America’s long-term foreign policy strategies and goals have yet to be articulated, and the band aids are proving to be a poor counter for our determined foes. Does America know where it wants to go?
Ah, what cheap money won’t do. The ten-year U.S. Treasury Note, predicted by many smart pundits to be 3% by now is less than 2.50% as of this writing. . . the gift just keeps on giving. Recent sell offs in stocks and bonds have generally been greeted by solid rallies – it has been a while since we have seen a correction. Do we continue to climb the wall of worry? The economy reported a solid second quarter fueled by increasing consumer credit – will that continue? We need to see a big increase in business investments to give us confidence that the economy is on the right track. Before they do so, business wants to be “understood” by the administration.

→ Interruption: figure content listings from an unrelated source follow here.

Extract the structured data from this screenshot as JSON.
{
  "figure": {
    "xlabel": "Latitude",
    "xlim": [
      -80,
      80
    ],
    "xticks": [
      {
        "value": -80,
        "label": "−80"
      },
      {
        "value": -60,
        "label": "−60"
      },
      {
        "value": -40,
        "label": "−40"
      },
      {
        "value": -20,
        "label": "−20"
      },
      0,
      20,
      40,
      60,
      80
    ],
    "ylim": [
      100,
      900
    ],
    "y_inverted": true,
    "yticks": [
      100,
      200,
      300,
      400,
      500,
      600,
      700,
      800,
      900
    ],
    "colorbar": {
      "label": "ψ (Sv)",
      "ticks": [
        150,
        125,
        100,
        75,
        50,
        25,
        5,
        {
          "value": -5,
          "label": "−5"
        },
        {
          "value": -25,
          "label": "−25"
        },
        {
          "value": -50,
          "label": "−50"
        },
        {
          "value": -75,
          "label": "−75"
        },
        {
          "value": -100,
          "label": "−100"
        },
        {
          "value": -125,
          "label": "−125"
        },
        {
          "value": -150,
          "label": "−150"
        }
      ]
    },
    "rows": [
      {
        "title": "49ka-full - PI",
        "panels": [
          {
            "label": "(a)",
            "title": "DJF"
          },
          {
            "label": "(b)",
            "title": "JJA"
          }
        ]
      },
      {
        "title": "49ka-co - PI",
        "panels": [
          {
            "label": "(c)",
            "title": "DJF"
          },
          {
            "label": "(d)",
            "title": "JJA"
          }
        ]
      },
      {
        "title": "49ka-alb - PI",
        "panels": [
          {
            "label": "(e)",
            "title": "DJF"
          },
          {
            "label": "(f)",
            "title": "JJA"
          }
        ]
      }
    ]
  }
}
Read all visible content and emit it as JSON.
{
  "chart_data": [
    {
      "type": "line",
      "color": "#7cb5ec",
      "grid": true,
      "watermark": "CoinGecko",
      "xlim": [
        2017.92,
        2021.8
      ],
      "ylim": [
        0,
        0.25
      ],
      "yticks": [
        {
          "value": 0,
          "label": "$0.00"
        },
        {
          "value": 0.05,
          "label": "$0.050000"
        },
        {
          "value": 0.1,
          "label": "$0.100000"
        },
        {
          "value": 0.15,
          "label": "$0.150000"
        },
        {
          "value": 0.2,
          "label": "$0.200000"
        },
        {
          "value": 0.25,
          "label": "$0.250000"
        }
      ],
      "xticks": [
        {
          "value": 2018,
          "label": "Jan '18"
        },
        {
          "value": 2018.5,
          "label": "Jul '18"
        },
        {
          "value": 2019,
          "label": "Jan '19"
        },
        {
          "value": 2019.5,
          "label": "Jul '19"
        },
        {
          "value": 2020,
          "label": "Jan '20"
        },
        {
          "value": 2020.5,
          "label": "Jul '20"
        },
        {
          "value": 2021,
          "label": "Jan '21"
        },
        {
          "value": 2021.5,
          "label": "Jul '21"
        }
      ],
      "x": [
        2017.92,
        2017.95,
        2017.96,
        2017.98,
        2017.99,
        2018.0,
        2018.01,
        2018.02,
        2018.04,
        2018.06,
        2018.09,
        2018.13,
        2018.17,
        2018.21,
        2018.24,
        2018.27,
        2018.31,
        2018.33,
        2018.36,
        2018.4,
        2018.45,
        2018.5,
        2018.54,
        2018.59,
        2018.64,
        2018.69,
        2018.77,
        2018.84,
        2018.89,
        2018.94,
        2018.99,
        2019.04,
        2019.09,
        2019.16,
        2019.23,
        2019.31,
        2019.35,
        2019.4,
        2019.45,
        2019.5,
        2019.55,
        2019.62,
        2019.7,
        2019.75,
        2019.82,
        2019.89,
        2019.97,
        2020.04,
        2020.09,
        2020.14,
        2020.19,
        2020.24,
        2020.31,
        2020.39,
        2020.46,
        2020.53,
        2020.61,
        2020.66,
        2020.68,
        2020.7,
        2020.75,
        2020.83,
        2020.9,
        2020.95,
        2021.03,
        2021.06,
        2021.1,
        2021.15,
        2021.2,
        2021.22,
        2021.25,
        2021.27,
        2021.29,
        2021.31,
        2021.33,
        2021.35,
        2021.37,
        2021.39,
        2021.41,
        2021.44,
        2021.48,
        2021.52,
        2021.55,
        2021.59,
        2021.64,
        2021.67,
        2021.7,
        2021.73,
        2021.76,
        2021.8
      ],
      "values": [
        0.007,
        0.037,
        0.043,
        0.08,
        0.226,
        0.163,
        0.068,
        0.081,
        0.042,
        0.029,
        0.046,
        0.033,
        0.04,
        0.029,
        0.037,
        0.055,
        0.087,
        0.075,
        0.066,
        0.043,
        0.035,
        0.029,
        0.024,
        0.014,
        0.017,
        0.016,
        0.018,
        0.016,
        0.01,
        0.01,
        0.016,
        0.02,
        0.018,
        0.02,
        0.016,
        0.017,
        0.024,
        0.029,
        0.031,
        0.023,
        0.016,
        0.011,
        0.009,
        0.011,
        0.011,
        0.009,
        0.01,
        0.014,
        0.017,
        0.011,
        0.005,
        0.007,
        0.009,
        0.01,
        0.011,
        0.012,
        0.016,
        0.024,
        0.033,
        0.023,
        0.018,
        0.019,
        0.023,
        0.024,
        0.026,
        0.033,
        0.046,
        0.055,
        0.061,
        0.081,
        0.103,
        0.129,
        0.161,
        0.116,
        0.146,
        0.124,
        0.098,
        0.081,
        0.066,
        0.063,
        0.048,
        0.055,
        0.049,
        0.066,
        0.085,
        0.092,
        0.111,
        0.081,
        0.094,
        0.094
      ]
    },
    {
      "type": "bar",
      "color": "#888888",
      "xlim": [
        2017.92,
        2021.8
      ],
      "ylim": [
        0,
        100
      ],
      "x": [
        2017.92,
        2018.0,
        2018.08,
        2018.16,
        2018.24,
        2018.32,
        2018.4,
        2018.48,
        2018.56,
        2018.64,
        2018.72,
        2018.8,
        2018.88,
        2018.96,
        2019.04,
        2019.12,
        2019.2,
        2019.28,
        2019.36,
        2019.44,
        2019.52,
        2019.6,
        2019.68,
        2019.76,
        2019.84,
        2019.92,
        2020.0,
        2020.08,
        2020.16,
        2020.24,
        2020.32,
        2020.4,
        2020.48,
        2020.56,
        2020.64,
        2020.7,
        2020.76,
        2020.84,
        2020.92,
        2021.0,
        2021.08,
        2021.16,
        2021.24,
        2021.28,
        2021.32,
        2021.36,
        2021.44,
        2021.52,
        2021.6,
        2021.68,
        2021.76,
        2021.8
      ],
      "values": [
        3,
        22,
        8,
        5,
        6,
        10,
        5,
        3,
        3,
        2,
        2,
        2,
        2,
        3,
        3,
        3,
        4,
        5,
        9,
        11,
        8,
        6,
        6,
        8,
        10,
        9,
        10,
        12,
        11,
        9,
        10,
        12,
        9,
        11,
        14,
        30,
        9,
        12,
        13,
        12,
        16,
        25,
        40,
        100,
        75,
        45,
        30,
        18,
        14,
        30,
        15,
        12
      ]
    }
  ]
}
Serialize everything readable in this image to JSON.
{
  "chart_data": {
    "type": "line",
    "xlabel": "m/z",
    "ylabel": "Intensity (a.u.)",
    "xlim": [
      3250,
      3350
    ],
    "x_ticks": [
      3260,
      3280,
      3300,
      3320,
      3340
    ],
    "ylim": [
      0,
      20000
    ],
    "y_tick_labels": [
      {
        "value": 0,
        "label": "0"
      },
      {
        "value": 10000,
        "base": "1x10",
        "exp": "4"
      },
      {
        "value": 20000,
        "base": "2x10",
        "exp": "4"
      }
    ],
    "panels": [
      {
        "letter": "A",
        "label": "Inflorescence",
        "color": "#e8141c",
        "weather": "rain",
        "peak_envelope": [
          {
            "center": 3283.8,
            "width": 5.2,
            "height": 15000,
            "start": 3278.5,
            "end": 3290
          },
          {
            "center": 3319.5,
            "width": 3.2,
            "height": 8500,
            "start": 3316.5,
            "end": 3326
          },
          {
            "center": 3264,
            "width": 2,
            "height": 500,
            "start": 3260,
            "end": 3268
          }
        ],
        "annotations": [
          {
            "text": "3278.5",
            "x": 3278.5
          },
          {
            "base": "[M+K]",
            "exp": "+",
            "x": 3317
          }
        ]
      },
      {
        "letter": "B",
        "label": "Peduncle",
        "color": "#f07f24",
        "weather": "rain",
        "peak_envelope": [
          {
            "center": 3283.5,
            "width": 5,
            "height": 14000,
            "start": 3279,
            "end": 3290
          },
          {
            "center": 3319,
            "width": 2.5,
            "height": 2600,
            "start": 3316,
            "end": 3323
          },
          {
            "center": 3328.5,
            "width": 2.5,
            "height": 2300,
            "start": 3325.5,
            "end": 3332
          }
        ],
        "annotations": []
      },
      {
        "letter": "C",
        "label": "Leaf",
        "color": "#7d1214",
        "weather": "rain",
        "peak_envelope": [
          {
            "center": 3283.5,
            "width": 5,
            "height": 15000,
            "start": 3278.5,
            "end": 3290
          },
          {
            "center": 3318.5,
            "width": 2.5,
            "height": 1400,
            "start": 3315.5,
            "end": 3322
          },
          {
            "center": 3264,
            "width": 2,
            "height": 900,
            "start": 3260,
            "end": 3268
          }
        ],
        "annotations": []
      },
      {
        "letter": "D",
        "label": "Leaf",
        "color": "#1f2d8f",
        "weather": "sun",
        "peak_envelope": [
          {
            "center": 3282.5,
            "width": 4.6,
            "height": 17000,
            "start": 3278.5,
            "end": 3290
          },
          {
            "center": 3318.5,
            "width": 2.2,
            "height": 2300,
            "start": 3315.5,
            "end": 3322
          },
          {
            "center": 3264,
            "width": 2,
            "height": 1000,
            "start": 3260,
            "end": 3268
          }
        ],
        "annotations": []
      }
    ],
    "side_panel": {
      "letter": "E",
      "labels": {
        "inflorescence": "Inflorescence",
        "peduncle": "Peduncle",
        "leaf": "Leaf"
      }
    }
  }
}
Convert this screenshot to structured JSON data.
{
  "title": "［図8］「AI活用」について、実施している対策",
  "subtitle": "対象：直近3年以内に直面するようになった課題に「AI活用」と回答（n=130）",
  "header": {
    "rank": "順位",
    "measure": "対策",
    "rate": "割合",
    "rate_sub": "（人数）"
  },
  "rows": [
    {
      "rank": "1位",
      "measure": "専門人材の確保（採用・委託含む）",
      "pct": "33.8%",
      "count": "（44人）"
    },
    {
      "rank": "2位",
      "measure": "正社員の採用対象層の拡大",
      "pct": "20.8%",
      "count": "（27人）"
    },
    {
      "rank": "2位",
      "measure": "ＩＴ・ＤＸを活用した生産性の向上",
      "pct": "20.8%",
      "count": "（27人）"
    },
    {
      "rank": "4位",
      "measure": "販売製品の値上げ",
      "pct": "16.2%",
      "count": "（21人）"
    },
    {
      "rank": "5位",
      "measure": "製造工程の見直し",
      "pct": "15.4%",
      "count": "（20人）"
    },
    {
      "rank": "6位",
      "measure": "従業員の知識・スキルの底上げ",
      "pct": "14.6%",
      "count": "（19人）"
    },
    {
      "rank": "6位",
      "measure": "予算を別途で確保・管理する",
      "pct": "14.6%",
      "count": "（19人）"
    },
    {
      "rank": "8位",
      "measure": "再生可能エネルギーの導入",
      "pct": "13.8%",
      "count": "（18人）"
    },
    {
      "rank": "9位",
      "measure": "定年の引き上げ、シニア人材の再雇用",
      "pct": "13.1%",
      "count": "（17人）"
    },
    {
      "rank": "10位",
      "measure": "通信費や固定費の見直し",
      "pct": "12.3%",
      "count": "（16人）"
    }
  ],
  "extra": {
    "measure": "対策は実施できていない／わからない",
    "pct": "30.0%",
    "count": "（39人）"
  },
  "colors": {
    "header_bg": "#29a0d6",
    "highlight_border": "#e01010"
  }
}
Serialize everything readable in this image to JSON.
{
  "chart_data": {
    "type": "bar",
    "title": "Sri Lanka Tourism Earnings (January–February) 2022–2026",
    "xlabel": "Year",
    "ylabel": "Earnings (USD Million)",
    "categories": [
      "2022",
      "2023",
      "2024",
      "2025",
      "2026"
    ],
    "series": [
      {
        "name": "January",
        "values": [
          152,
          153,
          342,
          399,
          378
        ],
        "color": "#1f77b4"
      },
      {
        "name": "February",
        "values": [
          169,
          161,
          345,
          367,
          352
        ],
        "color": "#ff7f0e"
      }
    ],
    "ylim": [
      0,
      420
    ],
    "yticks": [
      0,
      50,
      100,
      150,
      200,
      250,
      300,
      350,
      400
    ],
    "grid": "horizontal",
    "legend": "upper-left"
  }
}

America’s increasing regulation and lack of investment incentives continue to inhibit our economy. Mr. President, please tear down those walls!
Both the Dow and S & P are trading at high-teens p/e multiples and may be vulnerable to a correction. The U.S. seems to be the best performing economy among the G-7. As the dollar strengthens, we continue to attract investors seeking safer ground. Multinational corporations based in the U.S. will feel the negative impact of the stronger dollar, so look for some earnings to be depressed because of currency translations. The U.S. fiscal year begins on October 1. The deficit is projected to be $525 billion. Let’s keep an eye on this figure.
China’s slowdown is real. Just look at the gaming industry feeling it hard in Macau. This will be an opportunity in the not too distant future.
Did President Obama say that the Cold War has ended? Someone should have told Mr. Putin as he snatched trillions of dollars of mineral rights from Ukraine’s western Black Sea coast.
An estimated 36.2% of U.S. adults under the age of 18 are pre-diabetic. This trend will put enormous pressure on the healthcare system. Quite frankly, health care costs are unsustainable if the U.S. is to be solvent.
We are in a traditionally volatile period for stocks – usually, however, the final quarter has been a good one for equities.
S & P profits are increasing, balance sheets are strong, and America seems to be the best place to invest; coupled with a strong dollar and abundant oil, we are a long way from the “fall” of 2008.
If we get leadership in Washington D.C. and a Congress that can function as statesmen, rather than politicians, we could be entering a great period for the U.S.
Robert Arnott of Pimco said, “In investing, what is comfortable is rarely profitable.” We continue to sleep with one eye open so that you can sleep with both of yours closed.